В 1970-е и 1980-е гг. фокус на темной стороне природы человека и животных стал настолько гнетущим, что я сравнил свою жизнь с жизнью туалетной лягушки[130]. Мне встречался такой крупный экземпляр в Австралии: он обитал внутри унитаза и удерживался, прилепившись присосками на задних лапках к фаянсу всякий раз, как на него налетало очередное цунами из продуктов человеческой жизнедеятельности. Эту лягушку не смущали потоки нечистот, в отличие от меня! Каждый раз, как выходила новая книга о человеческой природе, написанная хоть биологом, хоть антропологом, хоть научным журналистом, я был вынужден держаться за унитаз изо всех сил. Большинство из них высказывались в поддержку циничного подхода, полностью противоположного моим взглядам на наш биологический вид.
Моим единственным утешением в те годы были труды Мэри Миджли. Как и Дэвид Юм до нее, Миджли, несомненно, дружественно относилась к животным и всегда утверждала, что люди — это тоже животные. Мы сверхсоциальные животные с четкими общими ценностями. Будучи не в восторге от всех этих разговоров об отсутствии милосердия, она обратилась к Докинзу напрямую[131].
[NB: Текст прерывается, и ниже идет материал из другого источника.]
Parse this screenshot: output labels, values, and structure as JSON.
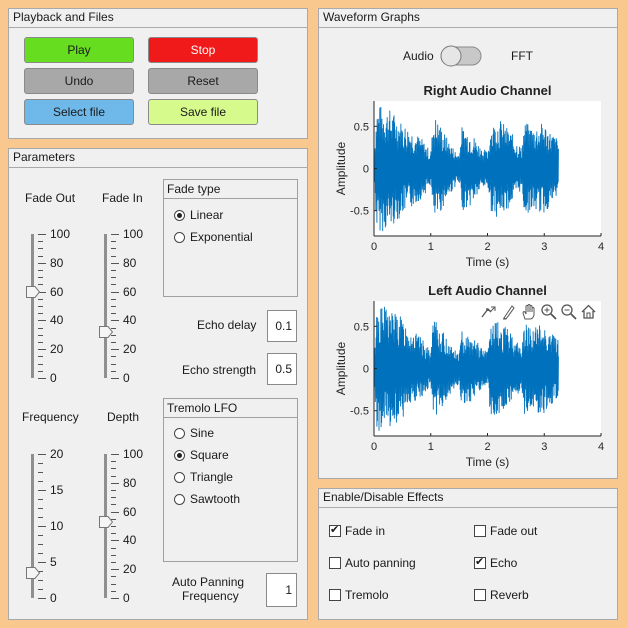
{
  "playback": {
    "title": "Playback and Files",
    "play": "Play",
    "stop": "Stop",
    "undo": "Undo",
    "reset": "Reset",
    "select_file": "Select file",
    "save_file": "Save file"
  },
  "parameters": {
    "title": "Parameters",
    "fade_out": {
      "label": "Fade Out",
      "ticks": [
        "100",
        "80",
        "60",
        "40",
        "20",
        "0"
      ],
      "value": 60
    },
    "fade_in": {
      "label": "Fade In",
      "ticks": [
        "100",
        "80",
        "60",
        "40",
        "20",
        "0"
      ],
      "value": 32
    },
    "fade_type": {
      "title": "Fade type",
      "options": [
        "Linear",
        "Exponential"
      ],
      "selected": "Linear"
    },
    "echo_delay": {
      "label": "Echo delay",
      "value": "0.1"
    },
    "echo_strength": {
      "label": "Echo strength",
      "value": "0.5"
    },
    "frequency": {
      "label": "Frequency",
      "ticks": [
        "20",
        "15",
        "10",
        "5",
        "0"
      ],
      "value": 3.5
    },
    "depth": {
      "label": "Depth",
      "ticks": [
        "100",
        "80",
        "60",
        "40",
        "20",
        "0"
      ],
      "value": 53
    },
    "tremolo": {
      "title": "Tremolo LFO",
      "options": [
        "Sine",
        "Square",
        "Triangle",
        "Sawtooth"
      ],
      "selected": "Square"
    },
    "auto_panning": {
      "label_line1": "Auto Panning",
      "label_line2": "Frequency",
      "value": "1"
    }
  },
  "waveform": {
    "title": "Waveform Graphs",
    "switch_left": "Audio",
    "switch_right": "FFT",
    "switch_state": "Audio"
  },
  "chart_data": [
    {
      "type": "line",
      "title": "Right Audio Channel",
      "xlabel": "Time (s)",
      "ylabel": "Amplitude",
      "xlim": [
        0,
        4
      ],
      "ylim": [
        -0.8,
        0.8
      ],
      "xticks": [
        "0",
        "1",
        "2",
        "3",
        "4"
      ],
      "yticks": [
        "0.5",
        "0",
        "-0.5"
      ],
      "series": [
        {
          "color": "#0072bd",
          "x_range": [
            0,
            3.25
          ],
          "envelope": [
            [
              0.0,
              0.15
            ],
            [
              0.05,
              0.75
            ],
            [
              0.15,
              0.75
            ],
            [
              0.3,
              0.7
            ],
            [
              0.5,
              0.55
            ],
            [
              0.7,
              0.45
            ],
            [
              0.85,
              0.35
            ],
            [
              0.95,
              0.25
            ],
            [
              1.0,
              0.2
            ],
            [
              1.05,
              0.65
            ],
            [
              1.15,
              0.55
            ],
            [
              1.3,
              0.35
            ],
            [
              1.45,
              0.2
            ],
            [
              1.5,
              0.2
            ],
            [
              1.55,
              0.5
            ],
            [
              1.7,
              0.45
            ],
            [
              1.9,
              0.25
            ],
            [
              2.0,
              0.2
            ],
            [
              2.05,
              0.5
            ],
            [
              2.2,
              0.6
            ],
            [
              2.4,
              0.45
            ],
            [
              2.55,
              0.3
            ],
            [
              2.6,
              0.25
            ],
            [
              2.65,
              0.55
            ],
            [
              2.8,
              0.5
            ],
            [
              3.0,
              0.55
            ],
            [
              3.1,
              0.45
            ],
            [
              3.25,
              0.35
            ]
          ]
        }
      ]
    },
    {
      "type": "line",
      "title": "Left Audio Channel",
      "xlabel": "Time (s)",
      "ylabel": "Amplitude",
      "xlim": [
        0,
        4
      ],
      "ylim": [
        -0.8,
        0.8
      ],
      "xticks": [
        "0",
        "1",
        "2",
        "3",
        "4"
      ],
      "yticks": [
        "0.5",
        "0",
        "-0.5"
      ],
      "series": [
        {
          "color": "#0072bd",
          "x_range": [
            0,
            3.25
          ],
          "envelope": [
            [
              0.0,
              0.15
            ],
            [
              0.05,
              0.75
            ],
            [
              0.15,
              0.75
            ],
            [
              0.3,
              0.72
            ],
            [
              0.5,
              0.6
            ],
            [
              0.7,
              0.45
            ],
            [
              0.85,
              0.35
            ],
            [
              0.95,
              0.25
            ],
            [
              1.0,
              0.2
            ],
            [
              1.05,
              0.6
            ],
            [
              1.15,
              0.5
            ],
            [
              1.3,
              0.35
            ],
            [
              1.45,
              0.2
            ],
            [
              1.5,
              0.2
            ],
            [
              1.55,
              0.45
            ],
            [
              1.7,
              0.4
            ],
            [
              1.9,
              0.25
            ],
            [
              2.0,
              0.2
            ],
            [
              2.05,
              0.55
            ],
            [
              2.2,
              0.55
            ],
            [
              2.4,
              0.45
            ],
            [
              2.55,
              0.3
            ],
            [
              2.6,
              0.25
            ],
            [
              2.65,
              0.55
            ],
            [
              2.8,
              0.5
            ],
            [
              3.0,
              0.55
            ],
            [
              3.1,
              0.45
            ],
            [
              3.25,
              0.35
            ]
          ]
        }
      ]
    }
  ],
  "effects": {
    "title": "Enable/Disable Effects",
    "items": [
      {
        "label": "Fade in",
        "checked": true
      },
      {
        "label": "Fade out",
        "checked": false
      },
      {
        "label": "Auto panning",
        "checked": false
      },
      {
        "label": "Echo",
        "checked": true
      },
      {
        "label": "Tremolo",
        "checked": false
      },
      {
        "label": "Reverb",
        "checked": false
      }
    ]
  },
  "colors": {
    "play": "#66dd1e",
    "stop": "#f01a1a",
    "gray": "#a8a8a8",
    "select": "#6fb8ea",
    "save": "#d6fa8c",
    "background": "#f9c88f",
    "waveform": "#0072bd"
  }
}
Я стал понимать, что недостаток веры в человеческую природу характерен почти исключительно для моих коллег-мужчин. Он не был типичен ни для одной из моих знакомых женщин-исследователей. Литература, выставляющая людей жадными индивидуалистами, была написана мужчинами для мужчин. Величайшим источником вдохновения для такого подхода были созданные людьми религии, согласно которым мы все появляемся на свет как грешники с большим черным пятном в душе. Быть хорошим — всего лишь тонкая маска, прикрывающая абсолютно эгоистичные мотивы. Я назвал это «теорией маски»[132].